Not GenAI, but Apple. If this was Google there would have been 5 front page HN stories a day with everyone dragging them through the mud.
This is the issue of any Alexa/voice assistant. Ive had enough errors to make even bothering to use them pointless. And it's made worse by the fact that identical voice commands can be interpreted differently at a later date.
Sounds like the new ringtone. All the rage for a while, then everyone moved on.
Most notifications are pretty terse anyway. Emails are very short these days. I don't use the socials but aren't they all character limited?
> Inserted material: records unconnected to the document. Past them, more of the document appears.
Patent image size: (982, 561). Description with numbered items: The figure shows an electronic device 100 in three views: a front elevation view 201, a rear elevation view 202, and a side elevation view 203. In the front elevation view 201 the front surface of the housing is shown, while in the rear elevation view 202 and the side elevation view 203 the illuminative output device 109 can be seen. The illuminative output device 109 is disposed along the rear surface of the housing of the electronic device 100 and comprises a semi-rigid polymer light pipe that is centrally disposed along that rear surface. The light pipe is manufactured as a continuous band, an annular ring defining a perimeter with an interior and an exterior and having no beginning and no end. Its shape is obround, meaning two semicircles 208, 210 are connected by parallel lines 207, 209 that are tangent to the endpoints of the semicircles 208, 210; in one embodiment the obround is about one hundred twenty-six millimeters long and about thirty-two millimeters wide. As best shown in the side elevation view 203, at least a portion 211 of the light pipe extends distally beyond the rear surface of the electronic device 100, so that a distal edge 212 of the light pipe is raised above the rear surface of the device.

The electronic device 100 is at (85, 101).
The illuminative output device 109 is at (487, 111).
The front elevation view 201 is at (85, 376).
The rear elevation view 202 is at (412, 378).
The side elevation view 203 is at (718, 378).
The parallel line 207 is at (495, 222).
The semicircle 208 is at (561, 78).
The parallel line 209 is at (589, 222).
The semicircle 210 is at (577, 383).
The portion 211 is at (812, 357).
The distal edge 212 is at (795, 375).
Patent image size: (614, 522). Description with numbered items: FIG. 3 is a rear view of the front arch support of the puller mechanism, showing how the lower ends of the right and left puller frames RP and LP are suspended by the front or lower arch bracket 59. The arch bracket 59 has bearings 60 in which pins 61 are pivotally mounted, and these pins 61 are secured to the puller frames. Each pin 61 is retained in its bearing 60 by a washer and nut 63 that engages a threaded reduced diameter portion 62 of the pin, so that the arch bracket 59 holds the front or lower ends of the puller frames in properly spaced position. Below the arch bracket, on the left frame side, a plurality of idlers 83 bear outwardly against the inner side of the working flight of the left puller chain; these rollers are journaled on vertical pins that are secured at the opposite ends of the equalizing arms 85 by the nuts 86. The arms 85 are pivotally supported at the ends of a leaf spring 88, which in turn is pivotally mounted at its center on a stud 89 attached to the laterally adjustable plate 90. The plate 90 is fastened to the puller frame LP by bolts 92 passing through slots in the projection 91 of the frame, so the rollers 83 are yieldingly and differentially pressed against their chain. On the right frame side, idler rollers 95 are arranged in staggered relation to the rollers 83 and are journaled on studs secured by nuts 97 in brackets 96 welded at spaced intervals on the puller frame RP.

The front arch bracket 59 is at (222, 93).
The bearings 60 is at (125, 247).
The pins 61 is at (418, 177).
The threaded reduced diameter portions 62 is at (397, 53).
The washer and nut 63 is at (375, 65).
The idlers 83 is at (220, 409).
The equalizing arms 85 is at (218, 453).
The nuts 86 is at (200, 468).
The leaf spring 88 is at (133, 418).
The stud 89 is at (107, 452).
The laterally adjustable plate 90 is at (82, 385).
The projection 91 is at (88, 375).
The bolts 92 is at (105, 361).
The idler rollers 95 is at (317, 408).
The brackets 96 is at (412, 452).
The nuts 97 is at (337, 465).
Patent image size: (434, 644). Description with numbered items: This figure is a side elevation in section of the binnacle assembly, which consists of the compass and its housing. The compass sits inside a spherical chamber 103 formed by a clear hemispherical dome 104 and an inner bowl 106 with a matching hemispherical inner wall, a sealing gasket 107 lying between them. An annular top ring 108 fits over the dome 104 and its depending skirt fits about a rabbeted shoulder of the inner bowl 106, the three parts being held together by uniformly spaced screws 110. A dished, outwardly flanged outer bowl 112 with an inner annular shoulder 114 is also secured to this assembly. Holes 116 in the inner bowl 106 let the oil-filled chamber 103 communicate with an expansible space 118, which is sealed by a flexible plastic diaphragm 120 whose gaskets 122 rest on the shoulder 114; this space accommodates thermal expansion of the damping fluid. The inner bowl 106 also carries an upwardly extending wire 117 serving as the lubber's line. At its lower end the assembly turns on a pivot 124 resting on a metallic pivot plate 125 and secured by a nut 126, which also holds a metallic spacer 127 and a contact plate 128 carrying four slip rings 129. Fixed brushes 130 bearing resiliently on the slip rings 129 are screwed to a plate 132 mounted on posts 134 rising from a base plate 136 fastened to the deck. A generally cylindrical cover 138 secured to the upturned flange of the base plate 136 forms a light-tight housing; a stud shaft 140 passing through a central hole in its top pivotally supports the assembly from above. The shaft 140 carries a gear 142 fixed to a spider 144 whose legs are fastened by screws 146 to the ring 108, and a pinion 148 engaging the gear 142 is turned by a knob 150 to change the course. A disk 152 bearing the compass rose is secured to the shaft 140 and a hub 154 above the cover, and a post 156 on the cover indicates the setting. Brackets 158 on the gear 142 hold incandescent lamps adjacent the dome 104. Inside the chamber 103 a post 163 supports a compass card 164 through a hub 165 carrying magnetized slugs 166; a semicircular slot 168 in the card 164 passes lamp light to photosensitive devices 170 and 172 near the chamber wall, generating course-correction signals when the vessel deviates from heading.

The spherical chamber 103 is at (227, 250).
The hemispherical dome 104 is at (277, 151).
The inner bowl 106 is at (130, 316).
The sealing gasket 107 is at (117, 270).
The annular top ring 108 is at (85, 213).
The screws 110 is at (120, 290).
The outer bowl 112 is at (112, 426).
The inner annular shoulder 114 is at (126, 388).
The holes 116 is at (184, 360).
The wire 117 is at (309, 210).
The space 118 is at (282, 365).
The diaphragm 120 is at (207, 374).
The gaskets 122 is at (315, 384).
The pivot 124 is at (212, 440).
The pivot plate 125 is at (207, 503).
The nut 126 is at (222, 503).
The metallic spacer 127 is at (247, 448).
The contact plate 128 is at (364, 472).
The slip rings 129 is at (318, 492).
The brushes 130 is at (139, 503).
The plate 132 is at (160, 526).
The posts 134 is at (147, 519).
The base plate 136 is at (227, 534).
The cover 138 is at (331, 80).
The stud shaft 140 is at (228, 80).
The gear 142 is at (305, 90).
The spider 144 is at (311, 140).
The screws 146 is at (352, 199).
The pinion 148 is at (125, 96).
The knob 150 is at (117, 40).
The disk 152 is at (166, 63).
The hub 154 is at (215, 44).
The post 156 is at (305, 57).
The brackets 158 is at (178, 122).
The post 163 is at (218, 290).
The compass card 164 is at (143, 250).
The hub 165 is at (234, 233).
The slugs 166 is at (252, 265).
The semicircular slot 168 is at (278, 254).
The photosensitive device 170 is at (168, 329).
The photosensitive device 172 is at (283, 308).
Me: M3 Macbook Pro owner with an Android phone. I'm 'eligible' for Apple Intelligence but haven't requested it.
There's not a lot of context for these notifications to work with, so it's not surprising they're bad, even though it is surprising they are this bad. (I wonder if it would be able to summarize the prior sentence!)
In some ways it reminds me of the titles that the OpenAI interface applies to our conversations. It has gotten better over time, but I still have it do weird things like provide titles in Spanish for Rust programming questions that used no language other than English.
When I wrote an AI assistant forever ago now, I kept tweaking the prompt to ask it for title summaries. At some point I had to start threatening the assistant so it would provide me the format I wanted with passive aggressive instructions like "Including semicolons or subtitles will mean you failed your task. You don't want to fail, do you?
Granted that was with GPT 3.5 so today's models should perform much better
The Spanish thing – is there any chance it was Portuguese?
Because .rs → rsrsrs, which is lol in Portuguese. Which would be a genius move.
> I wonder if it would be able to summarize the prior sentence!
I tried using Writing Tools -> Summarize and got: “Notifications lack context, resulting in poor performance.”
I've found them to be pretty good for summarising Slack notifications but less so for Messages.